On the screen, Jace threw a heavy tool against the gate’s control box, sparks flying in a brilliant, terrifying shower of gold, but the heavy iron didn't budge. Rhys looked up at my window again, his hands gripping the bars so hard his knuckles were white. He looked like a man watching his world end, and I was the one trapped inside the countdown. The wind outside picked up, whipping his hair across his face, but he didn't flinch. He just stared at the spot where he knew I was, his presence a silent promise that he wouldn't stop until the stone itself turned to dust.

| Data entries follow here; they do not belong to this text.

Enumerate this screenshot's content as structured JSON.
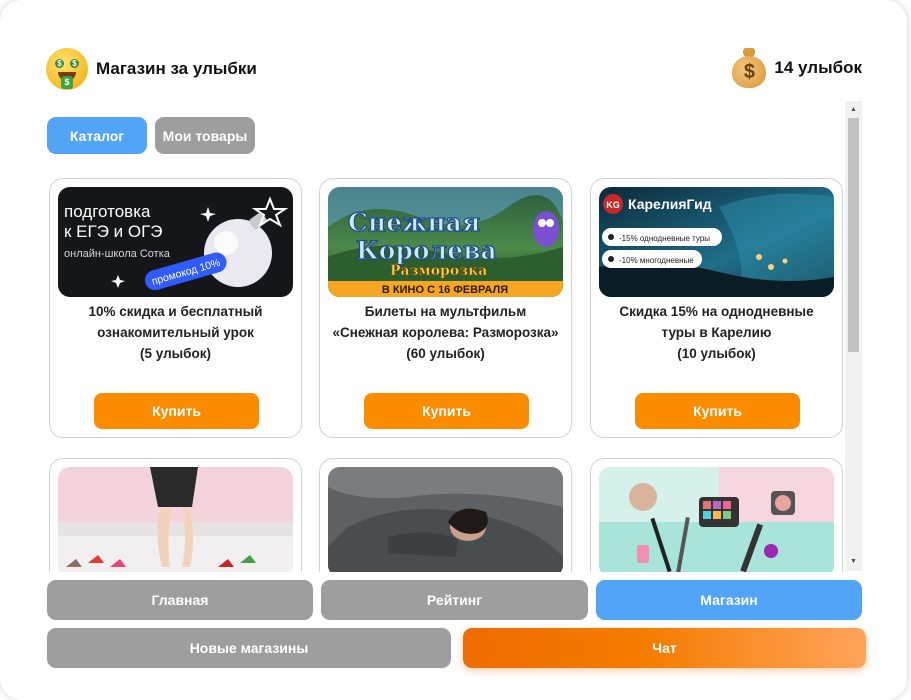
{
  "header": {
    "title": "Магазин за улыбки",
    "balance": "14 улыбок",
    "brand_icon": "money-mouth-face-icon",
    "balance_icon": "money-bag-icon"
  },
  "tabs": [
    {
      "label": "Каталог",
      "active": true
    },
    {
      "label": "Мои товары",
      "active": false
    }
  ],
  "catalog": {
    "buy_label": "Купить",
    "items": [
      {
        "description": "10% скидка и бесплатный ознакомительный урок\n(5 улыбок)",
        "banner": {
          "line1": "подготовка",
          "line2": "к ЕГЭ и ОГЭ",
          "line3": "онлайн-школа Сотка",
          "badge": "промокод 10%"
        }
      },
      {
        "description": "Билеты на мультфильм «Снежная королева: Разморозка»\n(60 улыбок)",
        "banner": {
          "title1": "Снежная",
          "title2": "Королева",
          "subtitle": "Разморозка",
          "ribbon": "В КИНО С 16 ФЕВРАЛЯ"
        }
      },
      {
        "description": "Скидка 15% на однодневные туры в Карелию\n(10 улыбок)",
        "banner": {
          "logo": "КарелияГид",
          "logo_mark": "KG",
          "pill1": "-15% однодневные туры",
          "pill2": "-10% многодневные"
        }
      },
      {
        "description": "",
        "image": "shoes-photo"
      },
      {
        "description": "",
        "image": "sleeping-woman-photo"
      },
      {
        "description": "",
        "image": "cosmetics-photo"
      }
    ]
  },
  "nav": {
    "row1": [
      {
        "label": "Главная",
        "active": false
      },
      {
        "label": "Рейтинг",
        "active": false
      },
      {
        "label": "Магазин",
        "active": true
      }
    ],
    "row2": [
      {
        "label": "Новые магазины"
      },
      {
        "label": "Чат"
      }
    ]
  },
  "colors": {
    "accent_blue": "#52a4f7",
    "buy_orange": "#fb8c00",
    "inactive_gray": "#9e9e9e"
  }
}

I was a girl who could ghost through any server on the planet, and I was currently being held hostage by my father's old hardware while the man I loved was forced to watch me freeze. The absurdity of it was almost enough to make me laugh, if my lungs didn't feel like they were being lined with glass. I watched as Jace backed the truck up, the tires spinning and spitting gravel into the night air. He was positioning it for the pull, the heavy chains clinking as Grant hooked them to the reinforced bars of the gate.

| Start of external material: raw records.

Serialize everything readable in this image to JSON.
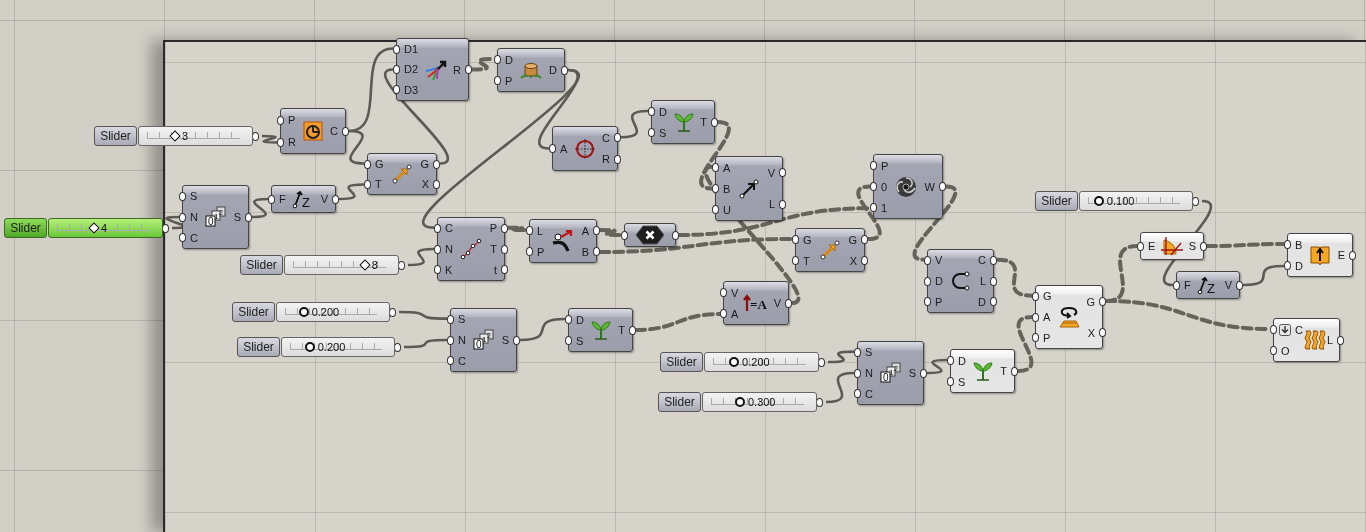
{
  "sliders": [
    {
      "label": "Slider",
      "value": "3",
      "kind": "integer",
      "level": 0.33,
      "selected": false
    },
    {
      "label": "Slider",
      "value": "4",
      "kind": "integer",
      "level": 0.41,
      "selected": true
    },
    {
      "label": "Slider",
      "value": "8",
      "kind": "integer",
      "level": 0.72,
      "selected": false
    },
    {
      "label": "Slider",
      "value": "0.200",
      "kind": "decimal",
      "level": 0.24,
      "selected": false
    },
    {
      "label": "Slider",
      "value": "0.200",
      "kind": "decimal",
      "level": 0.25,
      "selected": false
    },
    {
      "label": "Slider",
      "value": "0.200",
      "kind": "decimal",
      "level": 0.26,
      "selected": false
    },
    {
      "label": "Slider",
      "value": "0.300",
      "kind": "decimal",
      "level": 0.33,
      "selected": false
    },
    {
      "label": "Slider",
      "value": "0.100",
      "kind": "decimal",
      "level": 0.17,
      "selected": false
    }
  ],
  "components": [
    {
      "inputs": [
        "P",
        "R"
      ],
      "outputs": [
        "C"
      ],
      "preview": true
    },
    {
      "inputs": [
        "D1",
        "D2",
        "D3"
      ],
      "outputs": [
        "R"
      ],
      "preview": true
    },
    {
      "inputs": [
        "D",
        "P"
      ],
      "outputs": [
        "D"
      ],
      "preview": true
    },
    {
      "inputs": [
        "G",
        "T"
      ],
      "outputs": [
        "G",
        "X"
      ],
      "preview": true
    },
    {
      "inputs": [
        "S",
        "N",
        "C"
      ],
      "outputs": [
        "S"
      ],
      "icon_text": [
        "0",
        "1",
        "2"
      ],
      "preview": true
    },
    {
      "inputs": [
        "F"
      ],
      "outputs": [
        "V"
      ],
      "icon_text": [
        "Z"
      ],
      "preview": true
    },
    {
      "inputs": [
        "C",
        "N",
        "K"
      ],
      "outputs": [
        "P",
        "T",
        "t"
      ],
      "preview": true
    },
    {
      "inputs": [
        "A"
      ],
      "outputs": [
        "C",
        "R"
      ],
      "preview": true
    },
    {
      "inputs": [
        "D",
        "S"
      ],
      "outputs": [
        "T"
      ],
      "preview": true
    },
    {
      "inputs": [
        "A",
        "B",
        "U"
      ],
      "outputs": [
        "V",
        "L"
      ],
      "preview": true
    },
    {
      "inputs": [
        "L",
        "P"
      ],
      "outputs": [
        "A",
        "B"
      ],
      "preview": true
    },
    {
      "preview": true
    },
    {
      "inputs": [
        "P",
        "0",
        "1"
      ],
      "outputs": [
        "W"
      ],
      "preview": true
    },
    {
      "inputs": [
        "G",
        "T"
      ],
      "outputs": [
        "G",
        "X"
      ],
      "preview": true
    },
    {
      "inputs": [
        "V",
        "A"
      ],
      "outputs": [
        "V"
      ],
      "icon_text": [
        "=A"
      ],
      "preview": true
    },
    {
      "inputs": [
        "S",
        "N",
        "C"
      ],
      "outputs": [
        "S"
      ],
      "icon_text": [
        "0",
        "1",
        "2"
      ],
      "preview": true
    },
    {
      "inputs": [
        "D",
        "S"
      ],
      "outputs": [
        "T"
      ],
      "preview": true
    },
    {
      "inputs": [
        "V",
        "D",
        "P"
      ],
      "outputs": [
        "C",
        "L",
        "D"
      ],
      "preview": true
    },
    {
      "inputs": [
        "S",
        "N",
        "C"
      ],
      "outputs": [
        "S"
      ],
      "icon_text": [
        "0",
        "1",
        "2"
      ],
      "preview": true
    },
    {
      "inputs": [
        "D",
        "S"
      ],
      "outputs": [
        "T"
      ],
      "preview": false
    },
    {
      "inputs": [
        "G",
        "A",
        "P"
      ],
      "outputs": [
        "G",
        "X"
      ],
      "preview": false
    },
    {
      "inputs": [
        "E"
      ],
      "outputs": [
        "S"
      ],
      "preview": false
    },
    {
      "inputs": [
        "F"
      ],
      "outputs": [
        "V"
      ],
      "icon_text": [
        "Z"
      ],
      "preview": true
    },
    {
      "inputs": [
        "B",
        "D"
      ],
      "outputs": [
        "E"
      ],
      "preview": false
    },
    {
      "inputs": [
        "C",
        "O"
      ],
      "outputs": [
        "L"
      ],
      "input_flag": true,
      "preview": false
    }
  ]
}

The hum in the speakers grew louder, a low-frequency vibration that felt like Dale’s laughter. It was a mocking sound, a reminder that no matter how fast I ran, the shadows of the past were always faster. I curled into a ball on the floor, the laptop’s heat the only thing keeping my hands from turning blue, my eyes fixed on the distant, frantic lights of Jace’s truck. For the first time in my life, I didn't want a firewall. I didn't want a password or an encrypted shield. I just wanted Rhys to break through. I wanted the glass to shatter and the world to rush in, even if it meant the danger came with it.